Arizona State University

I am shocked that U.S.News & World Report of all magazines would make such a blanket statement on the cover. There is a very sizeable chunk of Americans who want less government and who want to solve their own problems. Such a statement on the cover continues to show that U.S. News is drifting left from the center and a well balanced format. Such a bold statement is demeaning to many and shows a liberal political bias of who proposed, wrote and approved.

John R. Carpenter

La Mesa , Calif.  

It is not for nothing that we have the proverb: The seven most feared words in the English language are, "I'm from the government and I'm here to help." One small example will suffice: Our government-mandated creation of an ethanol-for-fuel industry has consumed billions in federal subsidies and has done little or nothing to hold down the price of fuel. It remains an open debate whether it creates more usable BTUs of energy than are consumed in it production, or whether it leaves a positive or negative carbon footprint. It has created several other problems as well—food inflation, severe disruption of our livestock production industries, and criticism from a good bit of the rest of the world for making it harder for the poor to afford the most basic foodstuffs. Our politicians' economic ignorance and lack of respect for the law of unintended consequences is simply breathtaking. We should remember this as we have our nation debates concerning even more meaningful issues such as government-run healthcare systems, carbon taxes, or cap-and-trade energy regulations.

Dennis R. Schminke

Austin , Minn.  

I don't know anybody who wants Uncle Sam to solve their problems. And I know many Americans, right, left, in the middle, and all colors. No hand-outs, just quit making it worse by doing the wrong thing, for the wrong reasons, and for the wrong people.

Phillip J. Roche


I don't want Uncle Sam to solve my problems (only the über-wealthy campaign donors get that). I just wish Uncle Sam could just not cause my problems, i.e., war, environmental concerns, gas prices, food, security, a sorry education system, worse foreign relations, rotting infrastructures...oh, yes, and a ruinous national debt.

Beth Prather

Robert Lee, Texas  

I am not looking for the government to solve my problems. I am looking for our elected representatives to solve the government problems.
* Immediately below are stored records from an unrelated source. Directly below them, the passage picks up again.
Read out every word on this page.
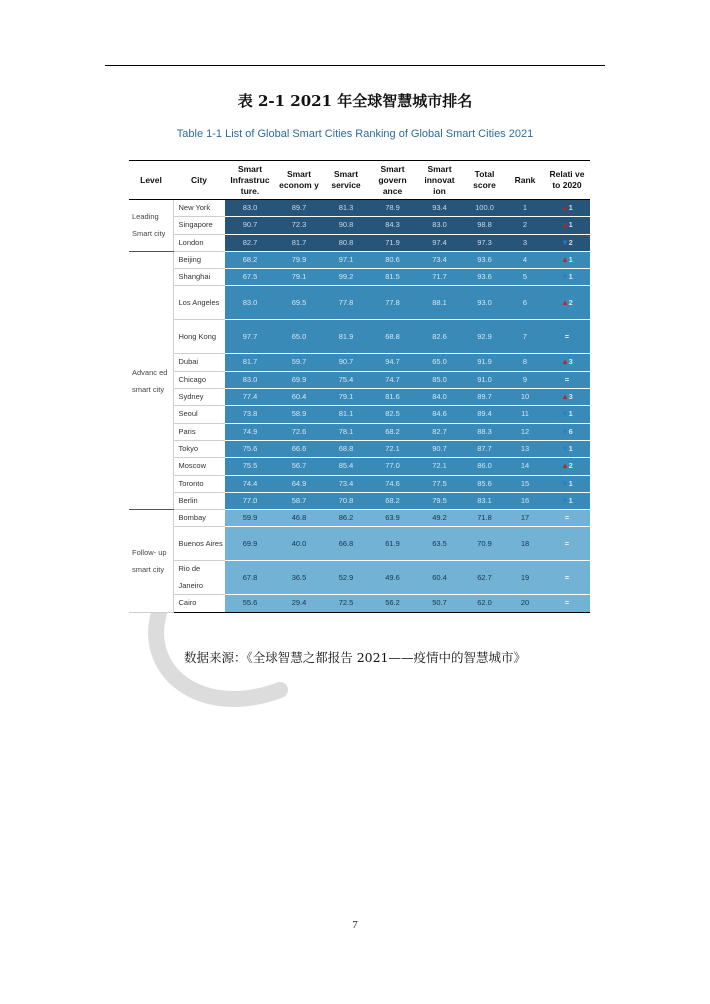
表 2-1 2021 年全球智慧城市排名
Table 1-1 List of Global Smart Cities Ranking of Global Smart Cities 2021
Level	City	Smart Infrastruc ture.	Smart econom y	Smart service	Smart govern ance	Smart innovat ion	Total score	Rank	Relati ve to 2020
Leading Smart city	New York	83.0	89.7	81.3	78.9	93.4	100.0	1	▲1
	Singapore	90.7	72.3	90.8	84.3	83.0	98.8	2	▲1
	London	82.7	81.7	80.8	71.9	97.4	97.3	3	▼2
Advanc ed smart city	Beijing	68.2	79.9	97.1	80.6	73.4	93.6	4	▲1
	Shanghai	67.5	79.1	99.2	81.5	71.7	93.6	5	▼1
	Los Angeles	83.0	69.5	77.8	77.8	88.1	93.0	6	▲2
	Hong Kong	97.7	65.0	81.9	68.8	82.6	92.9	7	=
	Dubai	81.7	59.7	90.7	94.7	65.0	91.9	8	▲3
	Chicago	83.0	69.9	75.4	74.7	85.0	91.0	9	=
	Sydney	77.4	60.4	79.1	81.6	84.0	89.7	10	▲3
	Seoul	73.8	58.9	81.1	82.5	84.6	89.4	11	▼1
	Paris	74.9	72.6	78.1	68.2	82.7	88.3	12	▼6
	Tokyo	75.6	66.6	68.8	72.1	90.7	87.7	13	▼1
	Moscow	75.5	56.7	85.4	77.0	72.1	86.0	14	▲2
	Toronto	74.4	64.9	73.4	74.6	77.5	85.6	15	▼1
	Berlin	77.0	58.7	70.8	68.2	79.5	83.1	16	▼1
Follow- up smart city	Bombay	59.9	46.8	86.2	63.9	49.2	71.8	17	=
	Buenos Aires	69.9	40.0	66.8	61.9	63.5	70.9	18	=
	Rio de Janeiro	67.8	36.5	52.9	49.6	60.4	62.7	19	=
	Cairo	55.6	29.4	72.5	56.2	50.7	62.0	20	=
数据来源：《全球智慧之都报告 2021——疫情中的智慧城市》
7
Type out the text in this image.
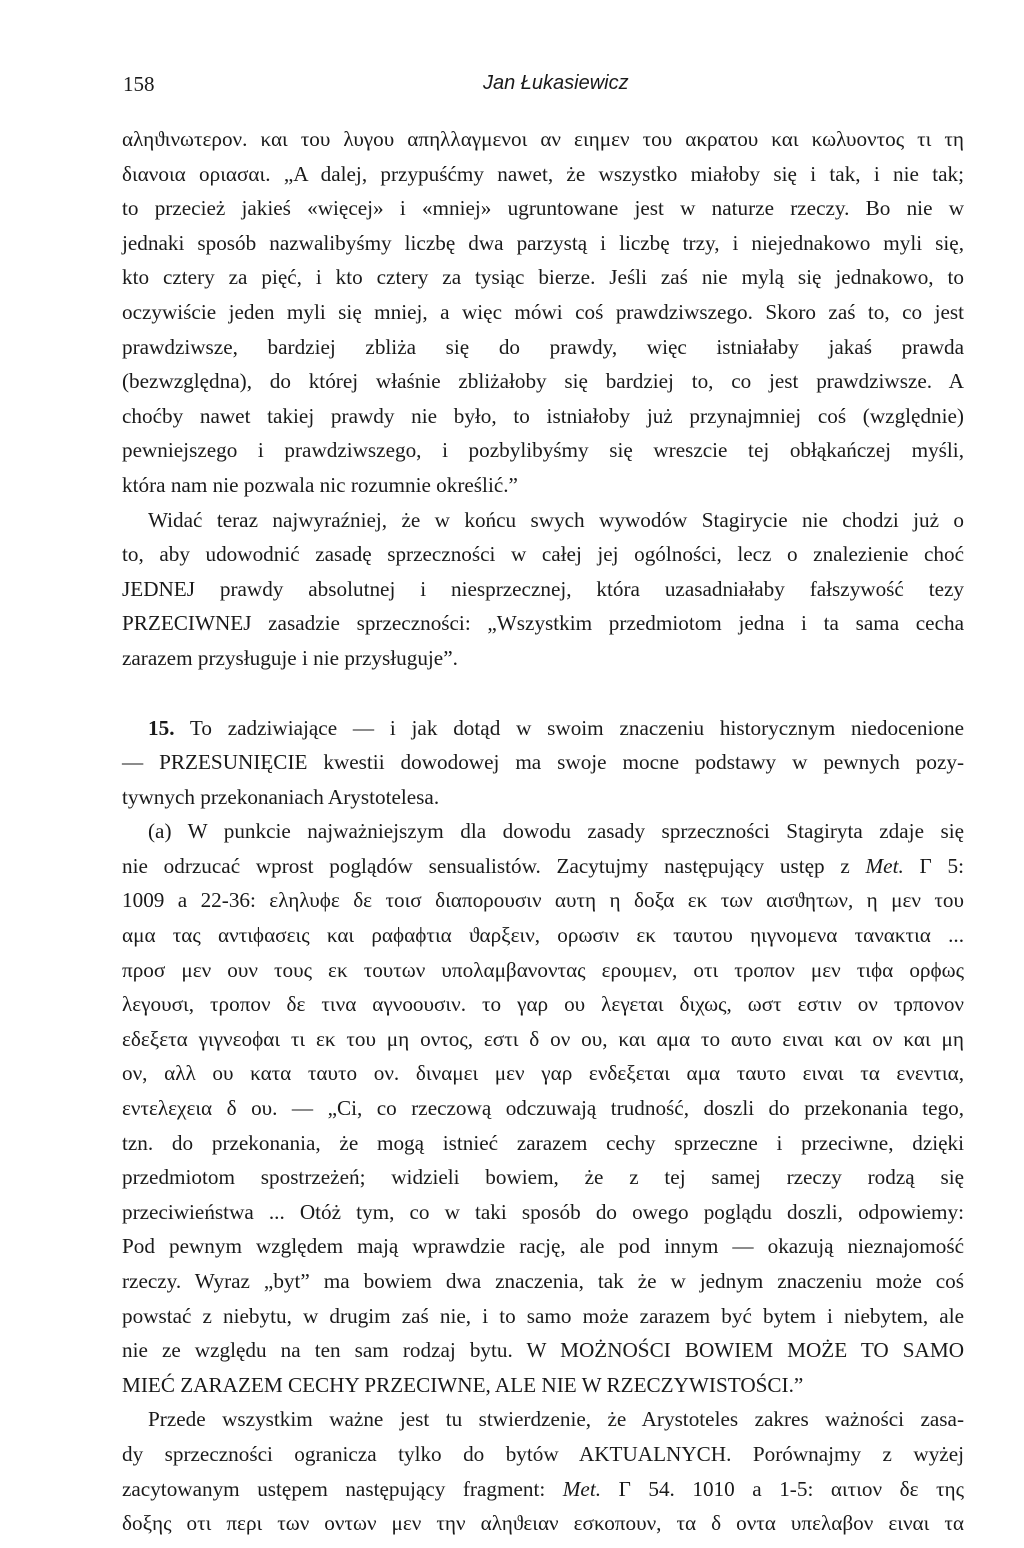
158	Jan Łukasiewicz
αληϑινωτερον. και του λυγου απηλλαγμενοι αν ειημεν του ακρατου και κωλυοντος τι τη
διανοια οριασαι. „A dalej, przypuśćmy nawet, że wszystko miałoby się i tak, i nie tak;
to przecież jakieś «więcej» i «mniej» ugruntowane jest w naturze rzeczy. Bo nie w
jednaki sposób nazwalibyśmy liczbę dwa parzystą i liczbę trzy, i niejednakowo myli się,
kto cztery za pięć, i kto cztery za tysiąc bierze. Jeśli zaś nie mylą się jednakowo, to
oczywiście jeden myli się mniej, a więc mówi coś prawdziwszego. Skoro zaś to, co jest
prawdziwsze, bardziej zbliża się do prawdy, więc istniałaby jakaś prawda
(bezwzględna), do której właśnie zbliżałoby się bardziej to, co jest prawdziwsze. A
choćby nawet takiej prawdy nie było, to istniałoby już przynajmniej coś (względnie)
pewniejszego i prawdziwszego, i pozbylibyśmy się wreszcie tej obłąkańczej myśli,
która nam nie pozwala nic rozumnie określić.”
Widać teraz najwyraźniej, że w końcu swych wywodów Stagirycie nie chodzi już o
to, aby udowodnić zasadę sprzeczności w całej jej ogólności, lecz o znalezienie choć
JEDNEJ prawdy absolutnej i niesprzecznej, która uzasadniałaby fałszywość tezy
PRZECIWNEJ zasadzie sprzeczności: „Wszystkim przedmiotom jedna i ta sama cecha
zarazem przysługuje i nie przysługuje”.
15. To zadziwiające — i jak dotąd w swoim znaczeniu historycznym niedocenione
— PRZESUNIĘCIE kwestii dowodowej ma swoje mocne podstawy w pewnych pozy-
tywnych przekonaniach Arystotelesa.
(a) W punkcie najważniejszym dla dowodu zasady sprzeczności Stagiryta zdaje się
nie odrzucać wprost poglądów sensualistów. Zacytujmy następujący ustęp z Met. Γ 5:
1009 a 22-36: εληλυϕε δε τοισ διαπορουσιν αυτη η δοξα εκ των αισϑητων, η μεν του
αμα τας αντιϕασεις και ραϕαϕτια ϑαρξειν, ορωσιν εκ ταυτου ηιγνομενα τανακτια ...
προσ μεν ουν τους εκ τουτων υπολαμβανοντας ερουμεν, οτι τροπον μεν τιϕα ορϕως
λεγουσι, τροπον δε τινα αγνοουσιν. το γαρ ου λεγεται διχως, ωστ εστιν ον τρπονον
εδεξετα γιγνεοϕαι τι εκ του μη οντος, εστι δ ον ου, και αμα το αυτο ειναι και ον και μη
ον, αλλ ου κατα ταυτο ον. διναμει μεν γαρ ενδεξεται αμα ταυτο ειναι τα ενεντια,
εντελεχεια δ ου. — „Ci, co rzeczową odczuwają trudność, doszli do przekonania tego,
tzn. do przekonania, że mogą istnieć zarazem cechy sprzeczne i przeciwne, dzięki
przedmiotom spostrzeżeń; widzieli bowiem, że z tej samej rzeczy rodzą się
przeciwieństwa ... Otóż tym, co w taki sposób do owego poglądu doszli, odpowiemy:
Pod pewnym względem mają wprawdzie rację, ale pod innym — okazują nieznajomość
rzeczy. Wyraz „byt” ma bowiem dwa znaczenia, tak że w jednym znaczeniu może coś
powstać z niebytu, w drugim zaś nie, i to samo może zarazem być bytem i niebytem, ale
nie ze względu na ten sam rodzaj bytu. W MOŻNOŚCI BOWIEM MOŻE TO SAMO
MIEĆ ZARAZEM CECHY PRZECIWNE, ALE NIE W RZECZYWISTOŚCI.”
Przede wszystkim ważne jest tu stwierdzenie, że Arystoteles zakres ważności zasa-
dy sprzeczności ogranicza tylko do bytów AKTUALNYCH. Porównajmy z wyżej
zacytowanym ustępem następujący fragment: Met. Γ 54. 1010 a 1-5: αιτιον δε της
δοξης οτι περι των οντων μεν την αληϑειαν εσκοπουν, τα δ οντα υπελαβον ειναι τα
If they can't, we will hopefully find some who can.

Pete Fenger

Hamburg , N . Y .  

Two important points: First, and this is unfortunately harsh, a society that lives by the subsidized program will eventually die by the subsidized program. There is not a bottomless money well. As we are seeing today, some federal and state programs are either being cut back or eliminated. To me and many other Americans, there is nothing worse that being dependent on the government. Second, and more important, entitlement programs have robbed many of us of initiative to work industriously and to take risks. These were qualities that contributed to the United States' greatness and strength. I pray that these qualities can be regained, but I fear that federal and state legislatures will continue taking us on the path to economic destruction.

Robert Haggett

Biddeford , Maine  

As the Founding Fathers knew, government is one of the most lethal, inept, corrupt, and oppressive organisations ever created by man. Uncle Sam can never resolve the problems of individual Americans—that can be done only by themselves. That is the history of the United States.

Robert Stewart

Flatts, Bermuda  

The last thing this country needs is "bigger" government. We have more government than we need, thank you. As you article alludes to, it's not "big government" that is needed, but "big solutions" and the best solutions have always started in this country with individuals and the private sector. Many have made their own bed and now need to figure out their own escape plan, not look to Uncle Sam. Please don't paint us all with the same broad brush strokes. After all, individuality and the independence to make, and rectify, our own mistakes is as American as it gets.